6.2. No caso dos autos, o incontroverso abandono afetivo é razão suficiente para demonstrar a repulsa da descendente em manter o registro de filiação do pai biológico.
6.3. A existência de reconhecimento prévio de parentalidade socioafetiva em favor de P. H. F. P. fulminou o interesse de agir em relação ao ajuizamento de possível ação de adoção unilateral de adulto, mas não impede a observância do artigo 43 do ECA, no sentido de que a ruptura do vínculo seja pleiteada no melhor interesse do descendente.
7. Apelação cível conhecida e integralmente provida.
(Acórdão 1856074, APELAÇÃO CÍVEL 0736113-86.2023.8.07.0016, Relator: Desembargadora CARMEN BITTENCOURT, 8ª Turma Cível, data de julgamento: 09/05/2024, publicado no DJE: 14/05/2024. Pág.: Sem Página Cadastrada.) – grifo nosso
Destarte, pugna-se pela procedência do pedido de descontinuação da parentalidade da biológica entre D. e R., com a devida averbação junto ao Cartório de Registro Civil, a fim de que conste o desligamento do vínculo familiar, bem como de todos os consectários que lhe são decorrentes – e.g. direitos sucessórios, dever de sustento, correção registral -, conforme termo de entendimento firmado entre as partes.
3. DOS PEDIDOS
Ante o exposto, requer-se:
a) seja a presente demanda recebida, processada nos termos do art. 719 e seguintes do Código de Processo civil (ações de jurisdição voluntária), e com observâncias dos princípios e regras estabelecidos no art. 693 e seguintes do referido diploma processual;
b) seja concedida a gratuidade de custas às requerentes, em conformidade com o artigo 5º, LXXIV, da Constituição Federal e artigos 98 e seguintes do Código de Processo Civil;
c) no mérito, sejam julgados procedentes os pedidos elencados na presente ação, a fim reconhecer a maternidade socioafetiva entre V. E R. e a descontinuação da parentalidade da biológica entre D. e R., conforme termo de entendimento firmado entre as partes e com a devida averbação junto ao Cartório de Registro Civil, devendo constar expressamente a gratuidade para os emolumentos, nos termos do art. 98, §1º, IX, do Código de Processo Civil;
d) sejam observadas, nos termos do art. 128, I e XI, da LC 80/94, as prerrogativas da intimação pessoal, remessa dos autos com vista, contagem em dobro para todos os prazos e dispensa de apresentação de instrumento de mandato.

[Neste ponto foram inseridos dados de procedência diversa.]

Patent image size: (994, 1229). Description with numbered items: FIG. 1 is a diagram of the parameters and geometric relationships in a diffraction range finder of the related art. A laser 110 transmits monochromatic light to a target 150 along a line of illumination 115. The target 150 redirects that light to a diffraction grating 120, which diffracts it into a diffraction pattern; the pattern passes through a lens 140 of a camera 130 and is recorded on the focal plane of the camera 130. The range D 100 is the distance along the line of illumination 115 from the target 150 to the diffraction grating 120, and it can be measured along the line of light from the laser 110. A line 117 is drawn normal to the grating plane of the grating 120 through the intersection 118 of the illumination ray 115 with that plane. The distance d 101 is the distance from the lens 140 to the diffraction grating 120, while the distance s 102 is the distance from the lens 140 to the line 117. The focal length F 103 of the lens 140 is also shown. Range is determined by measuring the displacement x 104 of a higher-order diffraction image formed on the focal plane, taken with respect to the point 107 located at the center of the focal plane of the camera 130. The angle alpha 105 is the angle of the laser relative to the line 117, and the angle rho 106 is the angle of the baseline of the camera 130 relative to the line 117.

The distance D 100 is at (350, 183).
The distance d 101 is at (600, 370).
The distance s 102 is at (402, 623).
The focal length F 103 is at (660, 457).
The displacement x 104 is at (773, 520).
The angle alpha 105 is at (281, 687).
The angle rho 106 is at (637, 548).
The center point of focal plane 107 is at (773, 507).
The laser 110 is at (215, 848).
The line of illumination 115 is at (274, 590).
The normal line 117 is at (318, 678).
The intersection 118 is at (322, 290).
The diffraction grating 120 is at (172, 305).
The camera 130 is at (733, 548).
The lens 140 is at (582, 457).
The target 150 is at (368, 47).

Protesta provar o alegado por todos os meios em direito admitidos, em especial pela prova pericial de Exame de DNA, documentos, depoimentos pessoais das partes e demais que julgar necessário no decorrer do processo.
Dá-se à causa o valor de R$ 1.412, 00 (um mil e quatrocentos e doze reais), nos termos dos art. 291, do Código de Processo Civil.
Nestes termos, pede deferimento.
Valparaíso de Goiás/GO, datado e assinado digitalmente.